Ukrainian farmers are unlikely to lower the realm of winter wheat they sow for the 2024 harvest regardless of larger logistics prices as a result of wartime export disaster, a senior agriculture official informed Reuters on Tuesday.
Ukraine is a serious wheat producer and the demise of the Black Sea hall used to soundly export grain in the course of the battle spurred hypothesis that farmers might sow much less wheat due to shrinking revenue margins resulting from costlier export routes.
On Monday, the agriculture ministry quoted survey knowledge as exhibiting that farmers might certainly lower the realm of winter wheat sowing whereas growing the realm of winter rapeseed for 2024 to a file excessive degree.
However, First Deputy Agriculture Minister Taras Vysotskiy informed Reuters on Tuesday that the attainable discount of winter wheat might whole solely 0.1%.
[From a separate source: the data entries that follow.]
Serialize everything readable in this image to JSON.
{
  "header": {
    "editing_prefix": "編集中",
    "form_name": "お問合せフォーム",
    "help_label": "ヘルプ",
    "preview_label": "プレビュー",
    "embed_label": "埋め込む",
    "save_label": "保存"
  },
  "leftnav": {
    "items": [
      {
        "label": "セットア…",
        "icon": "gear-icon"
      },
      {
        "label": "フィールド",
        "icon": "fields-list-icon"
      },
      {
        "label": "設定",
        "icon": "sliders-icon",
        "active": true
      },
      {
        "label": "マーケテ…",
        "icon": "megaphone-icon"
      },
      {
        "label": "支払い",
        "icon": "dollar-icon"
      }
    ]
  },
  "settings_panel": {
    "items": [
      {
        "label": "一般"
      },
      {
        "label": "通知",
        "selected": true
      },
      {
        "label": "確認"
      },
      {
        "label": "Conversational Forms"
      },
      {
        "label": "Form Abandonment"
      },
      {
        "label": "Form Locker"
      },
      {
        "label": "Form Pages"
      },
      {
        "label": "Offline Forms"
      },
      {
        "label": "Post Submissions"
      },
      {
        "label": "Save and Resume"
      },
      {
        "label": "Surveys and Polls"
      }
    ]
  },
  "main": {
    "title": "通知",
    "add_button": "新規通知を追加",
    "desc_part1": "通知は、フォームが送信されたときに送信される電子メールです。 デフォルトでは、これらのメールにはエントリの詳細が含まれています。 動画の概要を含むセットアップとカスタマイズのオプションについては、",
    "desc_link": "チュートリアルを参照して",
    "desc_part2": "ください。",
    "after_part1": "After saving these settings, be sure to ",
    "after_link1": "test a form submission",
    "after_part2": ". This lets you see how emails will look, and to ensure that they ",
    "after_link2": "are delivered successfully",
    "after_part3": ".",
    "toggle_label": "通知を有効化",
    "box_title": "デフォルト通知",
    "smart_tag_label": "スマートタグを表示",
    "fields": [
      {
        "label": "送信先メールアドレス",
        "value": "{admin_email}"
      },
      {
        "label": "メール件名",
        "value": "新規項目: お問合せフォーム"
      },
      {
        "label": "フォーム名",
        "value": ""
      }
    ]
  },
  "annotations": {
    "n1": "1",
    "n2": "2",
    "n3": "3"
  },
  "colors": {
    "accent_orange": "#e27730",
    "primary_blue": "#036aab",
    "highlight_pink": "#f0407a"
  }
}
“Wheat not significantly – minus 0.1%,” he stated. The estimate has not beforehand been reported.
An anticipated discount within the total winter grain sowing space would come on the expense of different grains, he stated, forecasting a drop of 5.4% in barley sowing this winter.
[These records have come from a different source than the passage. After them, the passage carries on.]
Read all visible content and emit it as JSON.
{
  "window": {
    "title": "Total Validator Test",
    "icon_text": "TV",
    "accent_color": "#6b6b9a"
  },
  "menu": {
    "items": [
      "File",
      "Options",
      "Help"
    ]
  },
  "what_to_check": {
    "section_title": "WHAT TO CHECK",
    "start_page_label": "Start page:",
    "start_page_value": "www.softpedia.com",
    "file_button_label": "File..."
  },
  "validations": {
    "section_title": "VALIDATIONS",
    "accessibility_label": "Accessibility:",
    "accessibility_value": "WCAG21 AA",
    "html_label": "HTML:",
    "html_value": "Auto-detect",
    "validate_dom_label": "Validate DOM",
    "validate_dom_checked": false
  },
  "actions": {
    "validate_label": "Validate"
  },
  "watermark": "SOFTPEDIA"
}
Ukraine sowed about 4.1 million hectares of winter wheat for the 2023 harvest, whereas the realm below winter barley stood at round 615,000 hectares.
Ukraine is a conventional grower of winter wheat, which accounts for no less than 95% of the nation’s total wheat output.
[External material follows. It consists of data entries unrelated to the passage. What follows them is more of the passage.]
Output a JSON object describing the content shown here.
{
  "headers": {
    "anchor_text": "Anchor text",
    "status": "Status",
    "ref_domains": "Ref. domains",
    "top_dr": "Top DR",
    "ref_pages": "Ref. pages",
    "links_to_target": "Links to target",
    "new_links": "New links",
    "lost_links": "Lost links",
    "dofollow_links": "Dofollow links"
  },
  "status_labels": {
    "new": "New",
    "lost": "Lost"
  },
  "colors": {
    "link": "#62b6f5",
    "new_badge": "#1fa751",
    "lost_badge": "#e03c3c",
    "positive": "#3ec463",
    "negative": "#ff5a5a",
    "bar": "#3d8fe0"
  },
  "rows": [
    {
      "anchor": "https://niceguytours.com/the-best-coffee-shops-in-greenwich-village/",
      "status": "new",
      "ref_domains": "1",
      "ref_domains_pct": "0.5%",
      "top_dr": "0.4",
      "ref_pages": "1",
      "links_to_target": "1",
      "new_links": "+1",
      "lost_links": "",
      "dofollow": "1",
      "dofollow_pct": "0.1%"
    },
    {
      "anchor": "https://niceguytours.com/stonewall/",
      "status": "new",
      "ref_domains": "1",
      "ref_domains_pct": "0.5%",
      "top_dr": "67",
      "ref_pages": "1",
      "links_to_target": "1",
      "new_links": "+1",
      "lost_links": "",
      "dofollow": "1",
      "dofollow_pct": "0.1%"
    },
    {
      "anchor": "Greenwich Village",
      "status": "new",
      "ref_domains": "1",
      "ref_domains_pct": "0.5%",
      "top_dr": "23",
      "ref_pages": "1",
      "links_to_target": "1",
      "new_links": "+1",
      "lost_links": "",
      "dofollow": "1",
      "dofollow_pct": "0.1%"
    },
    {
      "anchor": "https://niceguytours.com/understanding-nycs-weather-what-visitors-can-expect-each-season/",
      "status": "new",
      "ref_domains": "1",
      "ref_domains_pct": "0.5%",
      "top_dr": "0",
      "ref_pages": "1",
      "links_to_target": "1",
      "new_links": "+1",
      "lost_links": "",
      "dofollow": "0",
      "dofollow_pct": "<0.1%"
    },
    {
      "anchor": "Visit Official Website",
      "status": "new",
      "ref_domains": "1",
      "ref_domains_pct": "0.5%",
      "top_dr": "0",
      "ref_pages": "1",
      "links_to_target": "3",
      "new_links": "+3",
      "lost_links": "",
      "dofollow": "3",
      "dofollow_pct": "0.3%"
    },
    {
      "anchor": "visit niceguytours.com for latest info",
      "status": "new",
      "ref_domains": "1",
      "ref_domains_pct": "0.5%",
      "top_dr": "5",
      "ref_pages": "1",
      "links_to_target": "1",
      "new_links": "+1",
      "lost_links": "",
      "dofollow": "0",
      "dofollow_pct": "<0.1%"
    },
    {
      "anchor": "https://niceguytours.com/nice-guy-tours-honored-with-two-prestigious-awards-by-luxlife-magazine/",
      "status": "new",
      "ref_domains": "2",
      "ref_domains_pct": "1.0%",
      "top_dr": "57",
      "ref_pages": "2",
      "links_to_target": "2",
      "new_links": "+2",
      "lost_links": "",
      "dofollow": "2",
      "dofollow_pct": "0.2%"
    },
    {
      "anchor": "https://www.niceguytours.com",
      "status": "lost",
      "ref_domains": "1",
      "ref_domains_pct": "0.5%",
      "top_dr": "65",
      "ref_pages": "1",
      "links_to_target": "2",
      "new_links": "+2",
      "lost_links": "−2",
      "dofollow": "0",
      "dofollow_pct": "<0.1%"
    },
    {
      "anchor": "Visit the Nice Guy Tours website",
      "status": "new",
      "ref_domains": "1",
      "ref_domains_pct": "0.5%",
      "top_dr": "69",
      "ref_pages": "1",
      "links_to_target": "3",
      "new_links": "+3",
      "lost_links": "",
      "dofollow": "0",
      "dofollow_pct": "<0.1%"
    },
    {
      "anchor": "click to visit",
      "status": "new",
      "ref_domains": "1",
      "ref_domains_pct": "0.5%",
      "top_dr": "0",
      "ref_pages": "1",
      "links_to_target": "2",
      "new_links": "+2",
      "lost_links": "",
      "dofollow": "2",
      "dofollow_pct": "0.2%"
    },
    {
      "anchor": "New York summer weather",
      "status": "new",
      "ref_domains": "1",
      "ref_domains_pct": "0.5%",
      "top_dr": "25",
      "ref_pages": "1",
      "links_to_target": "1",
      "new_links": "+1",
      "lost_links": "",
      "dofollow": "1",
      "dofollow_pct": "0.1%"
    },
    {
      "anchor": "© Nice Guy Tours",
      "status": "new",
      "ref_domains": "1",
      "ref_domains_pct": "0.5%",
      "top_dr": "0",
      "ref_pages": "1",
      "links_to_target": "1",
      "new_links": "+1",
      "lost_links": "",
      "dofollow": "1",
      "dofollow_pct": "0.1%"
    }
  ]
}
Farmers have already accomplished the 2023 wheat harvest, threshing 21.94 million metric tons. The harvest totaled 20.7 million tons in 2022.
The ministry has given no forecast for the entire 2024 sowing space however stated the general winter crop sowing space might rise by 0.5 million hectares, or 8%, in comparison with the earlier season.
Traders say a rise within the sowing space of winter crops, particularly in winter oilseeds, might imply that farmers sow much less spring grain crops, with corn and spring barley most probably to undergo.
Ukraine can at present export restricted volumes via small river ports on the Danube and by way of its western land border with the European Union.
That pressured native producers to regulate their sowing plans in 2023 and swap from grain crops to oilseeds, that are dearer however produce much less quantity.
Ukraine already diminished its sowing space for corn in favor of sunflowers in 2023.